第十三話
「それで私は結局どうすればいいんですか?」
「選択肢は3つあるのじゃ。1つは花撫がどこかの派閥に属すること、2つ目はどこにも属さず全ての派閥と渡り合うこと、3つ目はどこかで隠れ暮らすこと。それが主に上げられる」
どう考えても避けるべきは1つ目と3つ目。
1つ目はどこについたとしても二界を巻き込んだ全面戦争になる、最悪現界にすら影響が及びかねない。
3つ目はそれこそ死ぬまで逃げ続けることになってしまう。ただでさえ人間よりも寿命が長いのだ、簡単なことでは諦めないだろう。
そもそもどこの派閥も諦める訳にはいかないのだろうから。
そうなると2つ目ということになるのだけれど一介の巫女に一派閥と渡り合えるだけの力はない。
どれだけくだらないことをやっていようとしても二界をまとめているような派閥たちなのだ、これは詰みというやつだ。どう転ぼうが待っているのは競争という戦争のみ。
これが運命の強制というものなのだろうか。
一体私はどうすればいいのだろうか。
「私抜きで随分と面白そうなことやってるんだね」
そこに
***
「ふ~ん、そうかそうか……」
そうして一から鈴蘭に説明したのだったのだが。
「鈴蘭、怒ってる?」
普段の彼女からは想像もできないような不愉快といったオーラのようなものを感じる。こうモヤモヤと黒い霧が立ち込めるような感じ。
仲間はずれのようになってしまったのが問題だろうか。
「いや、そこじゃなくて、この戦争には何を言われても参加しないと思っていたけれどたった今気が変わった。私の花撫に手を出そうものなら文字通り原子レベルまで分解してやる」
いつから私は鈴蘭の所有物になっていたのだろうか。
しかし鈴蘭は冗談じゃなく物体を原子レベルまだ分解することができるから、というか本当に分解しそうだからとても怖い。
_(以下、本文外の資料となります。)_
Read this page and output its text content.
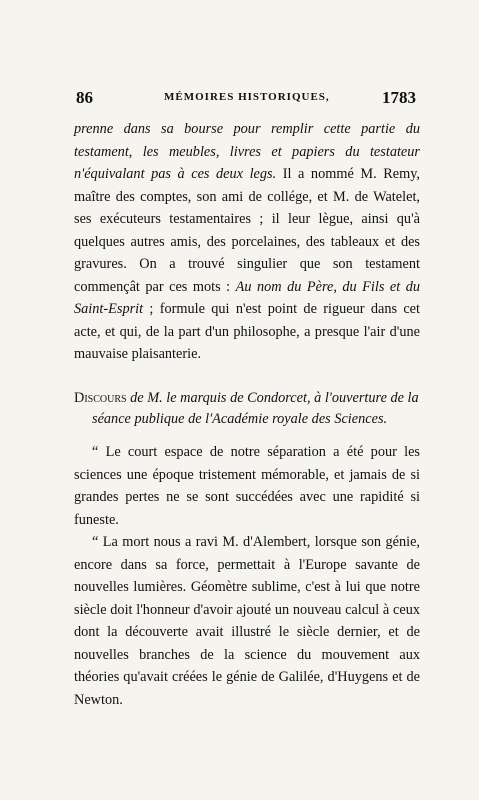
86	MÉMOIRES HISTORIQUES,	1783

prenne dans sa bourse pour remplir cette partie du testament, les meubles, livres et papiers du testateur n'équivalant pas à ces deux legs. Il a nommé M. Remy, maître des comptes, son ami de collége, et M. de Watelet, ses exécuteurs testamentaires ; il leur lègue, ainsi qu'à quelques autres amis, des porcelaines, des tableaux et des gravures. On a trouvé singulier que son testament commençât par ces mots : Au nom du Père, du Fils et du Saint-Esprit ; formule qui n'est point de rigueur dans cet acte, et qui, de la part d'un philosophe, a presque l'air d'une mauvaise plaisanterie.

Discours de M. le marquis de Condorcet, à l'ouverture de la séance publique de l'Académie royale des Sciences.

“ Le court espace de notre séparation a été pour les sciences une époque tristement mémorable, et jamais de si grandes pertes ne se sont succédées avec une rapidité si funeste.

“ La mort nous a ravi M. d'Alembert, lorsque son génie, encore dans sa force, permettait à l'Europe savante de nouvelles lumières. Géomètre sublime, c'est à lui que notre siècle doit l'honneur d'avoir ajouté un nouveau calcul à ceux dont la découverte avait illustré le siècle dernier, et de nouvelles branches de la science du mouvement aux théories qu'avait créées le génie de Galilée, d'Huygens et de Newton.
今の状態なら魔王のように歪んだ笑顔で「許して欲しいのならば死んで償え」とか言ってそうである。
どちらにせよ死ぬしかないとはなんとも鬼畜である。
「そんなことはしないさ。何も言わせるつもりないし。さて、まずしなくちゃいけないことがある。そう花撫の能力底上げプラス固有能力の発現だ!」
しれっとさらっととんでもないことを当然のように言い放つ。少なくとも今の状態ならかっこいいと言うのに……。
「ん? 固有能力?」
いや、能力の底上げはまだわかる、でも問題なのは後半の部分。固有能力はそれこそ仙人レベルの強さを保持しなければ発現しないと聞いたことがある。少なくとも今の私では力不足もいいところ。そもそも仙人レベルの力など手に入れようとして手に入るものでもない。
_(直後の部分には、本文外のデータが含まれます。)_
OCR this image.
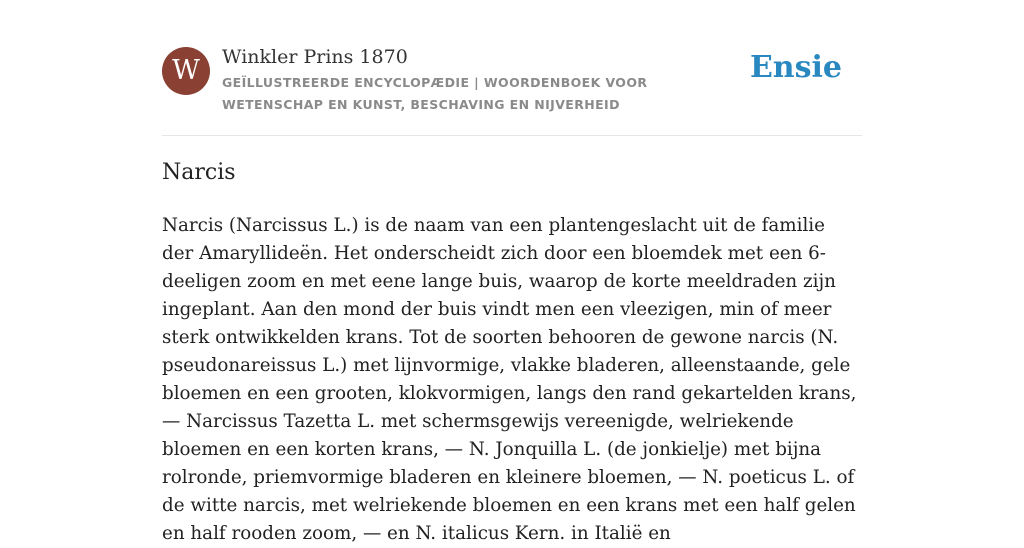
W	Winkler Prins 1870
GEÏLLUSTREERDE ENCYCLOPÆDIE | WOORDENBOEK VOOR WETENSCHAP EN KUNST, BESCHAVING EN NIJVERHEID
Ensie
Narcis

Narcis (Narcissus L.) is de naam van een plantengeslacht uit de familie der Amaryllideën. Het onderscheidt zich door een bloemdek met een 6-deeligen zoom en met eene lange buis, waarop de korte meeldraden zijn ingeplant. Aan den mond der buis vindt men een vleezigen, min of meer sterk ontwikkelden krans. Tot de soorten behooren de gewone narcis (N. pseudonareissus L.) met lijnvormige, vlakke bladeren, alleenstaande, gele bloemen en een grooten, klokvormigen, langs den rand gekartelden krans, — Narcissus Tazetta L. met schermsgewijs vereenigde, welriekende bloemen en een korten krans, — N. Jonquilla L. (de jonkielje) met bijna rolronde, priemvormige bladeren en kleinere bloemen, — N. poeticus L. of de witte narcis, met welriekende bloemen en een krans met een half gelen en half rooden zoom, — en N. italicus Kern. in Italië en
「大丈夫、素体は問題ないから1ヶ月くらいでなんとかなる」
1ヶ月修行した程度で手に入るものなのだろうか。
それはそれで驚きなのだがそんな悠長なことをしていても大丈夫なのだろうか。
それこそ戦争が始まったり、私の身柄が狙われたりしないのだろうか。
「それに関しては問題ない。今はどちらの勢力も拮抗しているだろうからこの状態で戦争を吹っ掛けるバカはいないさ、それに狙われたら狙った事を後悔させてやるまでさ」
どうやら話はその方向で決まりそうである。
そして何より今日の鈴蘭はなんか恐ろしい。もう絶対に敵に回しちゃいけないな、と何度も思った。
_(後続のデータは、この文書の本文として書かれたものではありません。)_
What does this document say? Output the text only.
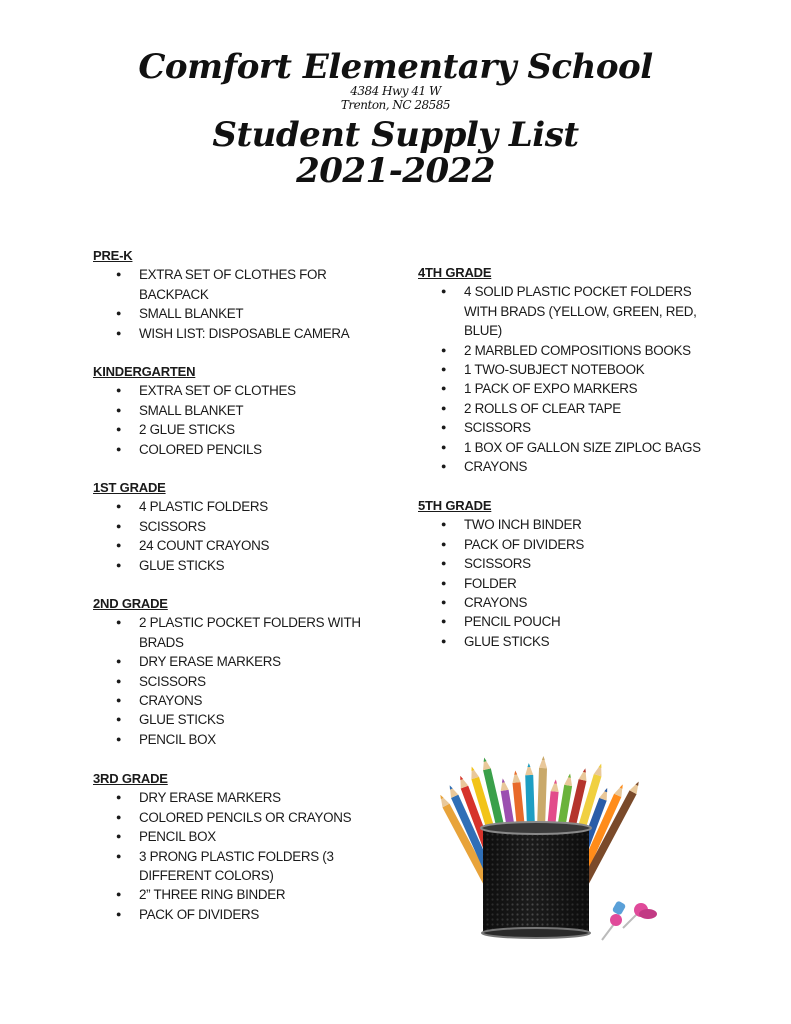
Comfort Elementary School
4384 Hwy 41 W
Trenton, NC 28585
Student Supply List
2021-2022
PRE-K
● EXTRA SET OF CLOTHES FOR BACKPACK
● SMALL BLANKET
● WISH LIST: DISPOSABLE CAMERA
KINDERGARTEN
● EXTRA SET OF CLOTHES
● SMALL BLANKET
● 2 GLUE STICKS
● COLORED PENCILS
1ST GRADE
● 4 PLASTIC FOLDERS
● SCISSORS
● 24 COUNT CRAYONS
● GLUE STICKS
2ND GRADE
● 2 PLASTIC POCKET FOLDERS WITH BRADS
● DRY ERASE MARKERS
● SCISSORS
● CRAYONS
● GLUE STICKS
● PENCIL BOX
3RD GRADE
● DRY ERASE MARKERS
● COLORED PENCILS OR CRAYONS
● PENCIL BOX
● 3 PRONG PLASTIC FOLDERS (3 DIFFERENT COLORS)
● 2” THREE RING BINDER
● PACK OF DIVIDERS
4TH GRADE
● 4 SOLID PLASTIC POCKET FOLDERS WITH BRADS (YELLOW, GREEN, RED, BLUE)
● 2 MARBLED COMPOSITIONS BOOKS
● 1 TWO-SUBJECT NOTEBOOK
● 1 PACK OF EXPO MARKERS
● 2 ROLLS OF CLEAR TAPE
● SCISSORS
● 1 BOX OF GALLON SIZE ZIPLOC BAGS
● CRAYONS
5TH GRADE
● TWO INCH BINDER
● PACK OF DIVIDERS
● SCISSORS
● FOLDER
● CRAYONS
● PENCIL POUCH
● GLUE STICKS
そして当然ながら私には拒否権はないのだ。こういう時こそ憲法が役に立たなければいけないのに……。
まぁ、この人達に憲法の適応がなされるのかは正直微妙なところではあるが。
「はぁぁ~……」
何でこんな面倒臭いことばかりに巻き込まれるのだろう、もうそれこそが私の固有能力なのではないだろうか。
何1つメリットがないけれど……。